Die Philanthropie in Italien nimmt zu: Das Zeitalter des Egoismus geht zu Ende.

Die Kluft zwischen Arm und Reich wächst, doch gleichzeitig steigen auch die Spenden von Philanthropen. Es stimmt, wie das Manifest „Non Sprecare“ behauptet: Die Zukunft liegt im Teilen, und der Egoismus hat ein Ende.

Philanthropie Italien

PHILANTHROPIE-DATEN –

Angesichts einer zunehmend gespalten zwischen Reich und Arm, Europäische Magnaten sie sind Erhöhung ihrer SpendenLaut der neuesten Analyse der Lang Italia Stiftung Studienzentrum – Auf Grundlage von Daten der OECD, Oxfam, Sole 24 Ore, BNP Paribas und der Fondation de France – glaubt in Italien jeder dritte Philanthrop an „Anliegen von nationaler Bedeutung“, wendet aber vor allem ein Fünftel seines Jahreseinkommens für wohltätige Zwecke auf.

Dies bestätigt einen wichtigen Punkt der Manifest von „Nicht verschwenden“: die Zukunft Es ist wirklich im Aktie Und die Studie berichtet, dass dies ein Zeichen dafür ist, dassSelbstsucht es ist vorbei.
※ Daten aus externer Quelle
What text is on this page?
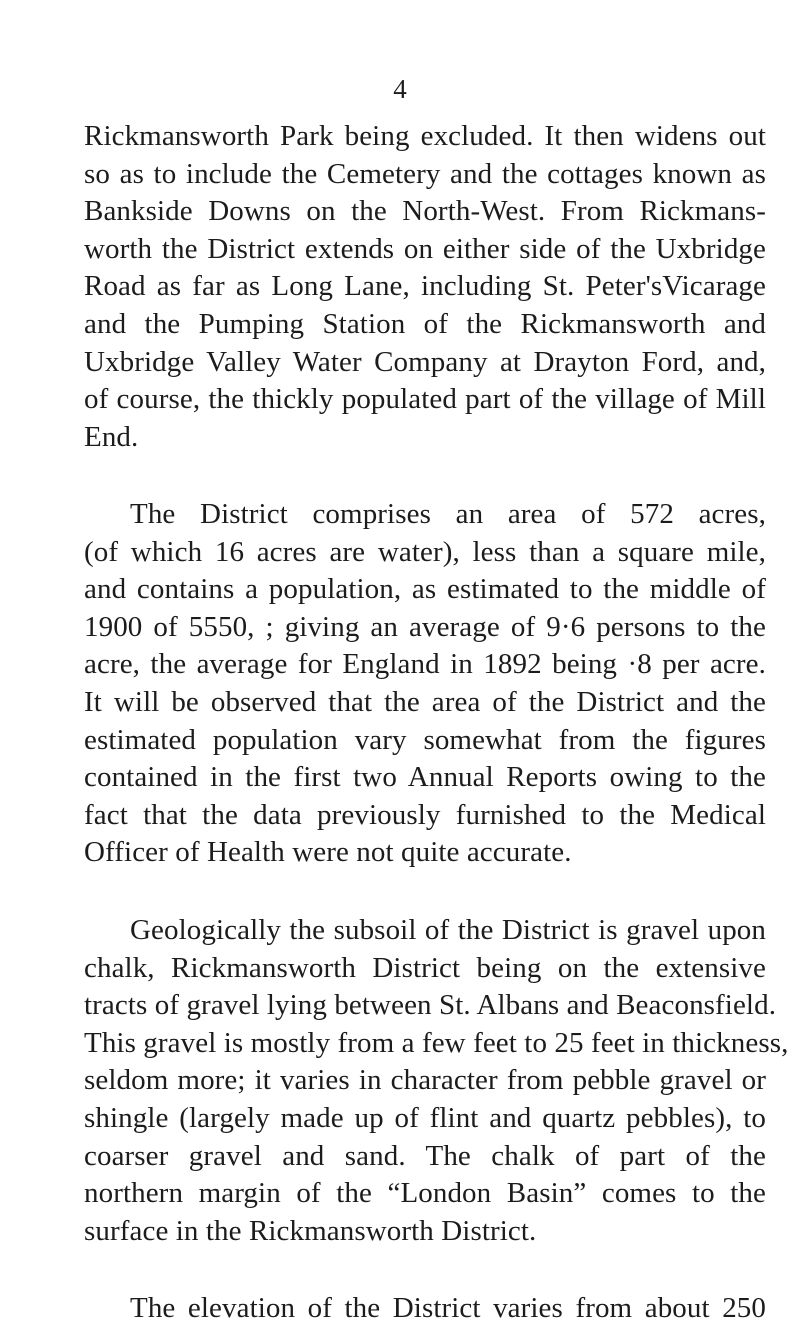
4
Rickmansworth Park being excluded. It then widens out
so as to include the Cemetery and the cottages known as
Bankside Downs on the North-West. From Rickmans-
worth the District extends on either side of the Uxbridge
Road as far as Long Lane, including St. Peter'sVicarage
and the Pumping Station of the Rickmansworth and
Uxbridge Valley Water Company at Drayton Ford, and,
of course, the thickly populated part of the village of Mill
End.
The District comprises an area of 572 acres,
(of which 16 acres are water), less than a square mile,
and contains a population, as estimated to the middle of
1900 of 5550, ; giving an average of 9·6 persons to the
acre, the average for England in 1892 being ·8 per acre.
It will be observed that the area of the District and the
estimated population vary somewhat from the figures
contained in the first two Annual Reports owing to the
fact that the data previously furnished to the Medical
Officer of Health were not quite accurate.
Geologically the subsoil of the District is gravel upon
chalk, Rickmansworth District being on the extensive
tracts of gravel lying between St. Albans and Beaconsfield.
This gravel is mostly from a few feet to 25 feet in thickness,
seldom more; it varies in character from pebble gravel or
shingle (largely made up of flint and quartz pebbles), to
coarser gravel and sand. The chalk of part of the
northern margin of the “London Basin” comes to the
surface in the Rickmansworth District.
The elevation of the District varies from about 250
Lesen Sie auch: Verschwendung vermeiden – eine Lebensphilosophie

Kluft zwischen Arm und Reich –

In den vergangenen drei Jahren hat sich die Kluft zwischen Arm und Reich vergrößert. Dieser Trend hat auch Italien erfasst: 2015 besaßen nur 20 % der Italiener 61,6 % des Vermögens, weitere 20 % nur knapp 20,9 %. Das bedeutet, dass 40 % der reichsten Italiener kontrollieren über 80 % des nationalen Vermögens..

Der Reichtum liegt daher in den Händen von sehr wenige Menschen die glücklicherweise großzügiger sind, als man vielleicht denkt.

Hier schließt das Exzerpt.